De lo más ordinario, que eran las grandes ciudades al comienzo de la industrialización, se ha pasado a este reciclaje de las metrópolis occidentales para presentarlas como artefactos de consumo. Hace menos de dos siglos, en pleno capitalismo de producción, la ciudad era el lugar donde habitaba el ejército laboral de reserva. Luego, hace menos de un siglo, en el capitalismo de consumo, fue donde brillaban los objetos de consumo.
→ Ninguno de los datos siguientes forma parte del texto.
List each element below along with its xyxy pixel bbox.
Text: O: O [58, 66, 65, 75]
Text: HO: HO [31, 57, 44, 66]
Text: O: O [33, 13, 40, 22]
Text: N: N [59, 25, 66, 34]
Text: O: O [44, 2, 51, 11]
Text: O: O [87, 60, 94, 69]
Ahora, inaugurado el siglo XXI, en el estrenado capitalismo de ficción, es el lugar de la fascinación. Ya no bastan los escaparates en los bajos de los edificios ni los grandes anuncios coronando las torres. Hoy los rascacielos, de arriba a abajo, son erigidos para crear sensaciones de ilusión. Berlín, con las obras fulgentes de Sony, Daimler Chrysler o Asea Brown Boveri en la Potsdamerplatz, muestra los diseños de Renzo Piano, Helmut Jahn, Arata Isozaki, Richard Rogers o Rafael Moneo, dentro todos de la misma operación de placer.
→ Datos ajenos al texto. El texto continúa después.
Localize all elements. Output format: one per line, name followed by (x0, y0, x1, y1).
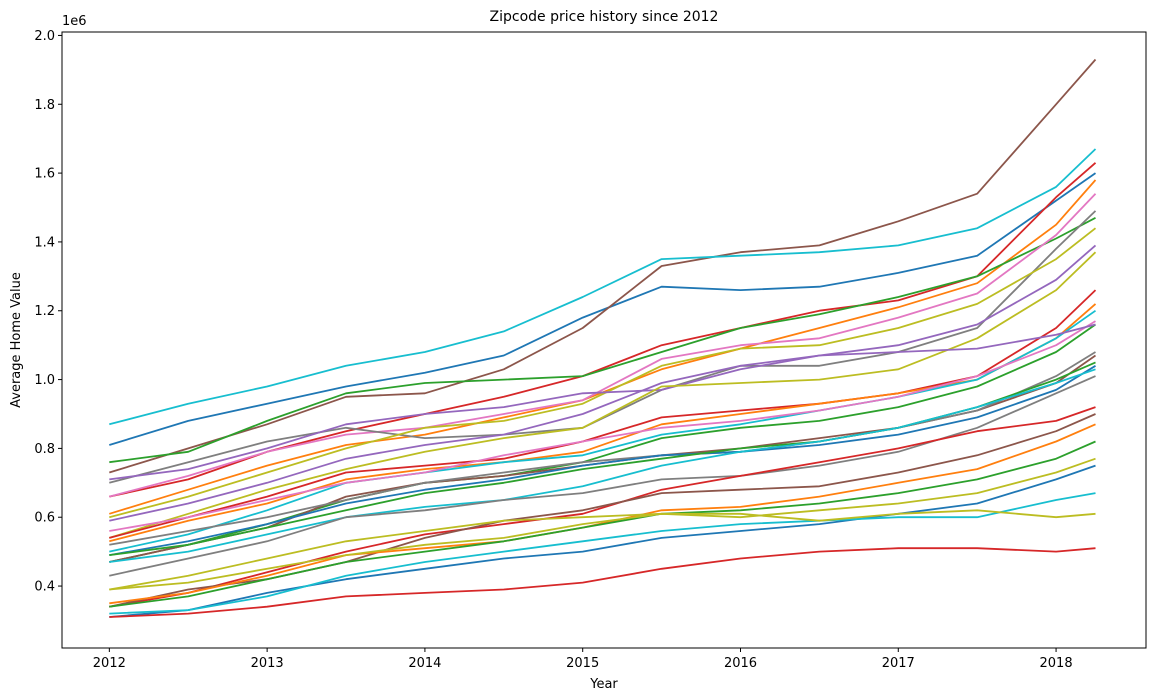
x-tick-label: 2013 (251, 656, 284, 671)
x-axis-label: Year (589, 677, 618, 692)
y-tick-label: 0.8 (34, 442, 55, 457)
series-line-14 (109, 309, 1097, 553)
x-tick-label: 2012 (93, 656, 126, 671)
series-line-28 (109, 457, 1096, 591)
x-tick-label: 2014 (408, 656, 441, 671)
y-axis-ticks: 0.4 0.6 0.8 1.0 1.2 1.4 1.6 1.8 2.0 (34, 29, 62, 595)
x-tick-label: 2016 (724, 656, 757, 671)
series-line-31 (109, 509, 1096, 591)
series-line-22 (109, 368, 1096, 563)
series-line-23 (109, 375, 1096, 577)
series-line-8 (109, 210, 1097, 484)
y-tick-label: 2.0 (34, 29, 55, 44)
x-tick-label: 2017 (882, 656, 915, 671)
x-tick-label: 2018 (1040, 656, 1073, 671)
y-tick-label: 1.2 (34, 304, 55, 319)
x-axis-ticks: 2012 2013 2014 2015 2016 2017 2018 (93, 648, 1073, 671)
series-lines (109, 58, 1097, 618)
y-axis-offset-label: 1e6 (62, 14, 87, 29)
y-tick-label: 1.4 (34, 235, 55, 250)
series-line-9 (109, 227, 1097, 519)
y-tick-label: 1.0 (34, 373, 55, 388)
series-line-3 (109, 148, 1097, 426)
chart-title: Zipcode price history since 2012 (490, 9, 719, 25)
y-tick-label: 0.4 (34, 580, 55, 595)
series-line-27 (109, 440, 1096, 608)
y-tick-label: 1.8 (34, 98, 55, 113)
series-line-30 (109, 492, 1096, 615)
series-line-11 (109, 251, 1097, 539)
series-line-7 (109, 193, 1097, 498)
series-line-19 (109, 351, 1096, 546)
y-tick-label: 1.6 (34, 167, 55, 182)
plot-frame (61, 31, 1147, 649)
x-tick-label: 2015 (566, 656, 599, 671)
series-line-17 (109, 323, 1096, 522)
y-tick-label: 0.6 (34, 511, 55, 526)
series-line-6 (109, 217, 1096, 464)
series-line-32 (109, 547, 1096, 618)
series-line-29 (109, 464, 1096, 618)
series-line-1 (109, 172, 1097, 446)
series-line-15 (109, 320, 1096, 532)
series-line-2 (109, 58, 1097, 474)
series-line-10 (109, 244, 1097, 481)
series-line-20 (109, 365, 1096, 556)
y-axis-label: Average Home Value (9, 272, 24, 408)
No se trata de lo que ya ocurría en el Nueva York de los años 20 y 30, cuando los Rockefeller erigían su condominio dorado y Chrysler o RCA izaban sus cuarteles generales en Manhattan. Entonces esas sedes fijaban sus cimientos en el corazón urbano porque la gran ciudad era su lugar natural de comunicación y relaciones comerciales. Ahora, sin embargo, se trata tan sólo de simulacros. Con Internet y las telecomunicaciones globales, las empresas no tienen sede central y tienden a materializarse en el extrarradio, a lo ancho de un territorio indefinido que constituye la cancerosa sprawl city. Las corporaciones logran así terrenos de precios más bajos, más facilidades para el aparcamiento y menos inconvenientes para garantizarse medidas de seguridad. Los altos edificios empresariales son en nuestro tiempo decisiones que no se relacionan con la comunicación, la producción o la comercialización sino con la ficción. Contribuyen junto a los nuevos museos a lo Gehry, los hoteles a lo Stark, las tiendas-espectáculo a lo Nike, los barrios a lo Disney, los clubes nocturnos, los restaurantes exóticos, a la maniobra de tematizar la ciudad.

En los países más ricos de Occidente la ciudad sirve cada vez menos para vivir y cada vez más para fantasear. Nueva York, Roma, Viena, Amsterdam, Londres, se autoproponen como destinos turísticos, factorías de producción de experiencias, aventuras, visiones. La ciudad occidental tiende progresivamente a seguir el modelo que ha culminado en Las Vegas hace tiempo. Numerosas ciudades de EE UU se han convertido, en los 90, a la vegasización, y los edificios fulgurantes, los centros de entretenimiento, los museos, han proliferado desde Seattle a Boston. Europa, desde Bilbao a Berlín, sigue los mismos pasos. La megaciudad es inhabitable, peligrosa, improductiva, viciosa, mistificada, única. Ha llegado el momento de explotarla como el parque temático más excitante, el máximo artificio en el capitalismo de ficción.